I use nicknames to protect our identities. Friend and family already know who we are...it's the rest of you lurkers I'm avoiding. Just to be clear.
So, since The King doesn't like his nickname, I think we should have a contest. The person who suggest the winning nickname gets:
- lifelong bragging rights
- the ability to gloat over us non-creative types
- a measure of infamy
- but wait, there's more! we even want you have to have this six in one kitchen tool! (oh, sorry, channeling the late-night standard from my youth, the ginsu knife ad...)
So drink your morning coffee, put on your thinkin' hat, and whip me up some creative nicknames for my beloved husband. For MY HUBBY. (yes, that's for you, ChaChi Lu.....just to make your hair stand on end.....).
3 comments:
Well, this one's easy. His proper nickname, in our little world, is "easy." I'm "killer" and he's "easy." As in "easy, killer," which he exclaims whenever I get overhyped about something, like about the fact that the Packers are 4-0, or the fact that the Mets stink and blew an impossible-to-blow lead, or the latest and greatest x-box game, etc. If he and I go bowling together, his score card line reads "easy" and mine reads "killer." Playing mini golf? His score card line reads "easy" and mine reads "killer."
Anyway, that's his nickname. If the blog commissioner doesn't select it, I won't begrudge her. But that's his nickname and I'm sticking to it.
Killer
I can't reply on your blog b/c my CPU thinks I'm Japanese. JP server and all. OVER IT!
Anyway, you nailed it....as I sit here and drink my coffee slowly ending my time at MontHell I ponder the question at hand.

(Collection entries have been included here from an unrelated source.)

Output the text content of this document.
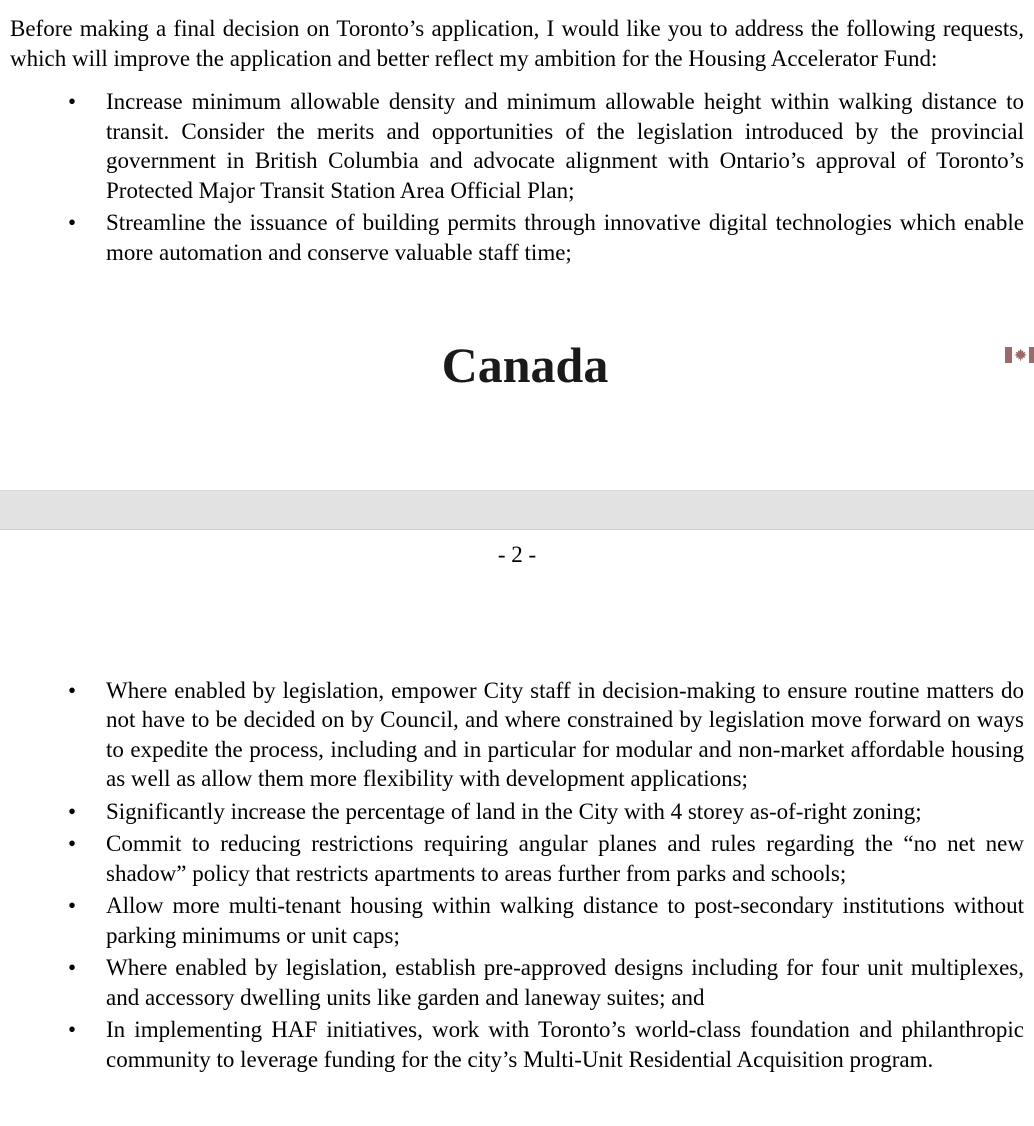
Before making a final decision on Toronto’s application, I would like you to address the following requests, which will improve the application and better reflect my ambition for the Housing Accelerator Fund:

•	Increase minimum allowable density and minimum allowable height within walking distance to transit. Consider the merits and opportunities of the legislation introduced by the provincial government in British Columbia and advocate alignment with Ontario’s approval of Toronto’s Protected Major Transit Station Area Official Plan;
•	Streamline the issuance of building permits through innovative digital technologies which enable more automation and conserve valuable staff time;
Canada

- 2 -

•	Where enabled by legislation, empower City staff in decision-making to ensure routine matters do not have to be decided on by Council, and where constrained by legislation move forward on ways to expedite the process, including and in particular for modular and non-market affordable housing as well as allow them more flexibility with development applications;
•	Significantly increase the percentage of land in the City with 4 storey as-of-right zoning;
•	Commit to reducing restrictions requiring angular planes and rules regarding the “no net new shadow” policy that restricts apartments to areas further from parks and schools;
•	Allow more multi-tenant housing within walking distance to post-secondary institutions without parking minimums or unit caps;
•	Where enabled by legislation, establish pre-approved designs including for four unit multiplexes, and accessory dwelling units like garden and laneway suites; and
•	In implementing HAF initiatives, work with Toronto’s world-class foundation and philanthropic community to leverage funding for the city’s Multi-Unit Residential Acquisition program.
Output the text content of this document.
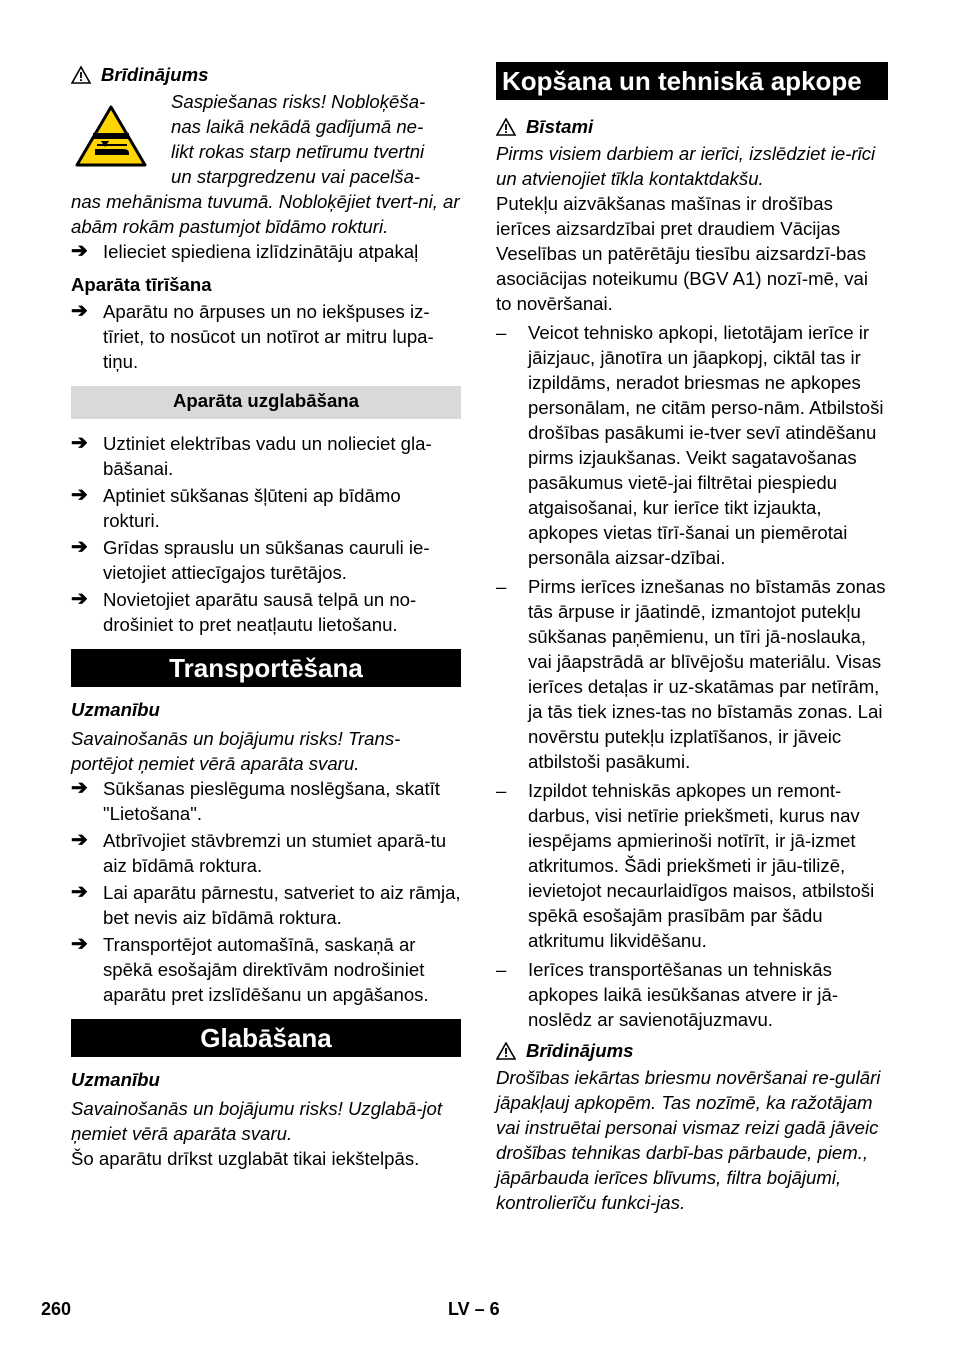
Brīdinājums
Saspiešanas risks! Nobloķēša-
nas laikā nekādā gadījumā ne-
likt rokas starp netīrumu tvertni
un starpgredzenu vai pacelša-

nas mehānisma tuvumā. Nobloķējiet tvert-ni, ar abām rokām pastumjot bīdāmo rokturi.

➔ Ielieciet spiediena izlīdzinātāju atpakaļ
Aparāta tīrīšana
➔ Aparātu no ārpuses un no iekšpuses iz-tīriet, to nosūcot un notīrot ar mitru lupa-tiņu.
Aparāta uzglabāšana
➔ Uztiniet elektrības vadu un nolieciet gla-bāšanai.
➔ Aptiniet sūkšanas šļūteni ap bīdāmo rokturi.
➔ Grīdas sprauslu un sūkšanas cauruli ie-vietojiet attiecīgajos turētājos.
➔ Novietojiet aparātu sausā telpā un no-drošiniet to pret neatļautu lietošanu.
Transportēšana
Uzmanību

Savainošanās un bojājumu risks! Trans-portējot ņemiet vērā aparāta svaru.

➔ Sūkšanas pieslēguma noslēgšana, skatīt "Lietošana".
➔ Atbrīvojiet stāvbremzi un stumiet aparā-tu aiz bīdāmā roktura.
➔ Lai aparātu pārnestu, satveriet to aiz rāmja, bet nevis aiz bīdāmā roktura.
➔ Transportējot automašīnā, saskaņā ar spēkā esošajām direktīvām nodrošiniet aparātu pret izslīdēšanu un apgāšanos.
Glabāšana
Uzmanību

Savainošanās un bojājumu risks! Uzglabā-jot ņemiet vērā aparāta svaru.

Šo aparātu drīkst uzglabāt tikai iekštelpās.

Kopšana un tehniskā apkope
Bīstami

Pirms visiem darbiem ar ierīci, izslēdziet ie-rīci un atvienojiet tīkla kontaktdakšu.

Putekļu aizvākšanas mašīnas ir drošības ierīces aizsardzībai pret draudiem Vācijas Veselības un patērētāju tiesību aizsardzī-bas asociācijas noteikumu (BGV A1) nozī-mē, vai to novēršanai.

–	Veicot tehnisko apkopi, lietotājam ierīce ir jāizjauc, jānotīra un jāapkopj, ciktāl tas ir izpildāms, neradot briesmas ne apkopes personālam, ne citām perso-nām. Atbilstoši drošības pasākumi ie-tver sevī atindēšanu pirms izjaukšanas. Veikt sagatavošanas pasākumus vietē-jai filtrētai piespiedu atgaisošanai, kur ierīce tikt izjaukta, apkopes vietas tīrī-šanai un piemērotai personāla aizsar-dzībai.
–	Pirms ierīces iznešanas no bīstamās zonas tās ārpuse ir jāatindē, izmantojot putekļu sūkšanas paņēmienu, un tīri jā-noslauka, vai jāapstrādā ar blīvējošu materiālu. Visas ierīces detaļas ir uz-skatāmas par netīrām, ja tās tiek iznes-tas no bīstamās zonas. Lai novērstu putekļu izplatīšanos, ir jāveic atbilstoši pasākumi.
–	Izpildot tehniskās apkopes un remont-darbus, visi netīrie priekšmeti, kurus nav iespējams apmierinoši notīrīt, ir jā-izmet atkritumos. Šādi priekšmeti ir jāu-tilizē, ievietojot necaurlaidīgos maisos, atbilstoši spēkā esošajām prasībām par šādu atkritumu likvidēšanu.
–	Ierīces transportēšanas un tehniskās apkopes laikā iesūkšanas atvere ir jā-noslēdz ar savienotājuzmavu.
Brīdinājums

Drošības iekārtas briesmu novēršanai re-gulāri jāpakļauj apkopēm. Tas nozīmē, ka ražotājam vai instruētai personai vismaz reizi gadā jāveic drošības tehnikas darbī-bas pārbaude, piem., jāpārbauda ierīces blīvums, filtra bojājumi, kontrolierīču funkci-jas.

260	LV – 6
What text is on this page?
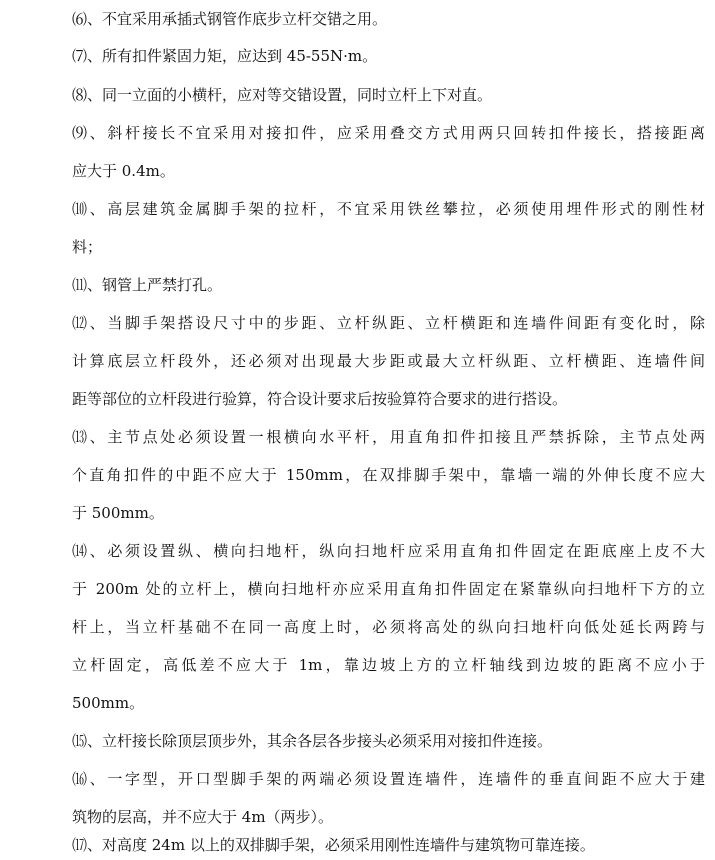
⑹、不宜采用承插式钢管作底步立杆交错之用。
⑺、所有扣件紧固力矩，应达到 45-55N·m。
⑻、同一立面的小横杆，应对等交错设置，同时立杆上下对直。
⑼、斜杆接长不宜采用对接扣件，应采用叠交方式用两只回转扣件接长，搭接距离
应大于 0.4m。
⑽、高层建筑金属脚手架的拉杆，不宜采用铁丝攀拉，必须使用埋件形式的刚性材
料；
⑾、钢管上严禁打孔。
⑿、当脚手架搭设尺寸中的步距、立杆纵距、立杆横距和连墙件间距有变化时，除
计算底层立杆段外，还必须对出现最大步距或最大立杆纵距、立杆横距、连墙件间
距等部位的立杆段进行验算，符合设计要求后按验算符合要求的进行搭设。
⒀、主节点处必须设置一根横向水平杆，用直角扣件扣接且严禁拆除，主节点处两
个直角扣件的中距不应大于 150mm，在双排脚手架中，靠墙一端的外伸长度不应大
于 500mm。
⒁、必须设置纵、横向扫地杆，纵向扫地杆应采用直角扣件固定在距底座上皮不大
于 200m 处的立杆上，横向扫地杆亦应采用直角扣件固定在紧靠纵向扫地杆下方的立
杆上，当立杆基础不在同一高度上时，必须将高处的纵向扫地杆向低处延长两跨与
立杆固定，高低差不应大于 1m，靠边坡上方的立杆轴线到边坡的距离不应小于
500mm。
⒂、立杆接长除顶层顶步外，其余各层各步接头必须采用对接扣件连接。
⒃、一字型，开口型脚手架的两端必须设置连墙件，连墙件的垂直间距不应大于建
筑物的层高，并不应大于 4m（两步）。
⒄、对高度 24m 以上的双排脚手架，必须采用刚性连墙件与建筑物可靠连接。
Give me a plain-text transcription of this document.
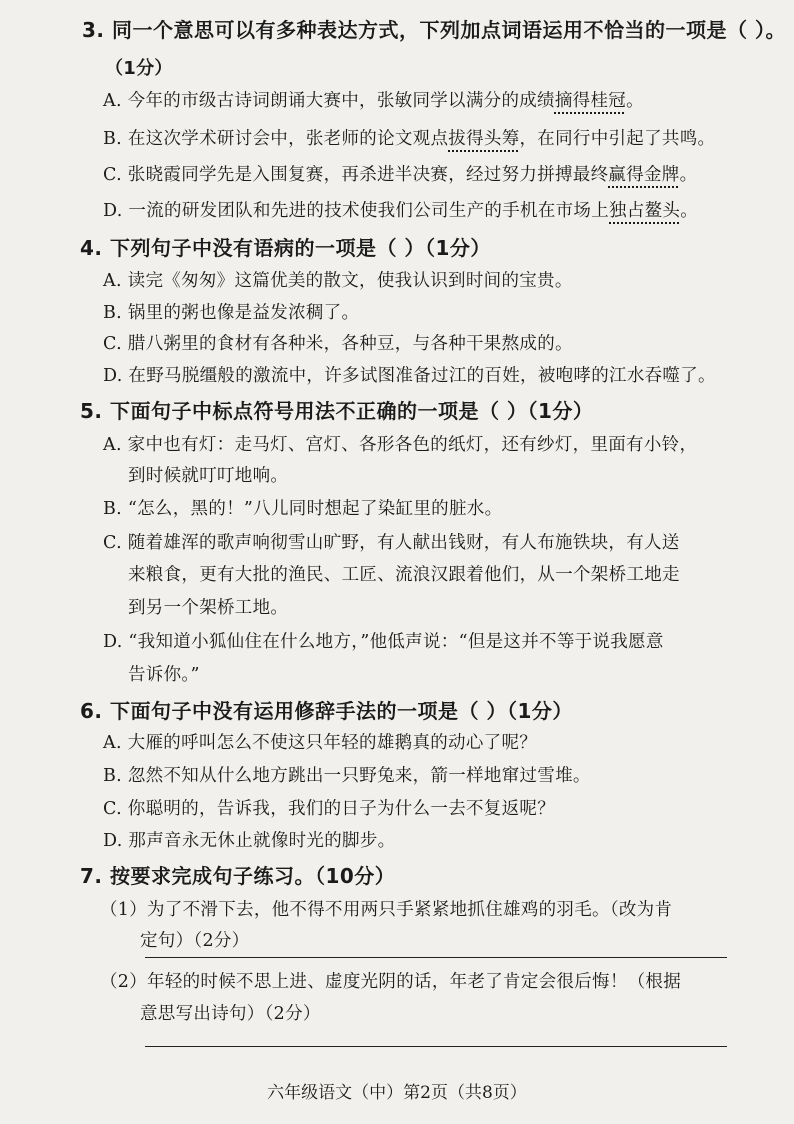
3. 同一个意思可以有多种表达方式，下列加点词语运用不恰当的一项是（ ）。
（1分）
A. 今年的市级古诗词朗诵大赛中，张敏同学以满分的成绩摘得桂冠。
B. 在这次学术研讨会中，张老师的论文观点拔得头筹，在同行中引起了共鸣。
C. 张晓霞同学先是入围复赛，再杀进半决赛，经过努力拼搏最终赢得金牌。
D. 一流的研发团队和先进的技术使我们公司生产的手机在市场上独占鳌头。
4. 下列句子中没有语病的一项是（ ）（1分）
A. 读完《匆匆》这篇优美的散文，使我认识到时间的宝贵。
B. 锅里的粥也像是益发浓稠了。
C. 腊八粥里的食材有各种米，各种豆，与各种干果熬成的。
D. 在野马脱缰般的激流中，许多试图准备过江的百姓，被咆哮的江水吞噬了。
5. 下面句子中标点符号用法不正确的一项是（ ）（1分）
A. 家中也有灯：走马灯、宫灯、各形各色的纸灯，还有纱灯，里面有小铃，
到时候就叮叮地响。
B. “怎么，黑的！”八儿同时想起了染缸里的脏水。
C. 随着雄浑的歌声响彻雪山旷野，有人献出钱财，有人布施铁块，有人送
来粮食，更有大批的渔民、工匠、流浪汉跟着他们，从一个架桥工地走
到另一个架桥工地。
D. “我知道小狐仙住在什么地方，”他低声说：“但是这并不等于说我愿意
告诉你。”
6. 下面句子中没有运用修辞手法的一项是（ ）（1分）
A. 大雁的呼叫怎么不使这只年轻的雄鹅真的动心了呢？
B. 忽然不知从什么地方跳出一只野兔来，箭一样地窜过雪堆。
C. 你聪明的，告诉我，我们的日子为什么一去不复返呢？
D. 那声音永无休止就像时光的脚步。
7. 按要求完成句子练习。（10分）
（1）为了不滑下去，他不得不用两只手紧紧地抓住雄鸡的羽毛。（改为肯
定句）（2分）
（2）年轻的时候不思上进、虚度光阴的话，年老了肯定会很后悔！（根据
意思写出诗句）（2分）
六年级语文（中）第2页（共8页）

Of course my earilst memory of M* is "M* M* the Weatherman" So I'll start there.
"10 % Chance of thunder & lightning" - too long
"Thunder & Lightning" while flexing arm. - hmmm also too long
"Looks at clouds"
....???
Rain maker
"Go ahead, honk at my if you want to die"
"Loves Honking"
Hunky Honker - uhg that's bad
Anti-Honk
Mr. Monkey
OGOHOHOHOHH!!! How about " Mr. Peanuts"!! Peanuts did this, peanuts did that....hmmmm. Well we wouldn't want to give away superman's kryptonite. Lurkers don't need tangible ammo.
How about "Dusty", on account of his dry sense of humor.
"Porch"
Ho ho, too much sleeping around the apartment while it is quiet has made me miss some of these always hard hitting investigative journalism pieces! Geraldo, watch out, a new sheriff is in town!
I vote for "the guy who doesn't pay as much attention to me as he used to."
If that is too long, how about simply the "The Sperminator." Sounds tough yet descriptive, no?
How about King Monkey or the Big Banana? What man wouldn't want to be called "The Big Banana"?
I think you have put too much pressure on us. He needs to come up with 3 possible solutions and we, your faithful and loving readers, get to take a vote on those three versus "The King." After all, we live in a democratic society, though so do the Iranians. Perhaps after we pick a name, they will ask him to also speak where you work!
Bah, my paws are starting to ache from all this typing. Just remember give me some damn kibble, a scratch behind both my ears, and stop moving so much when you sleep, would you?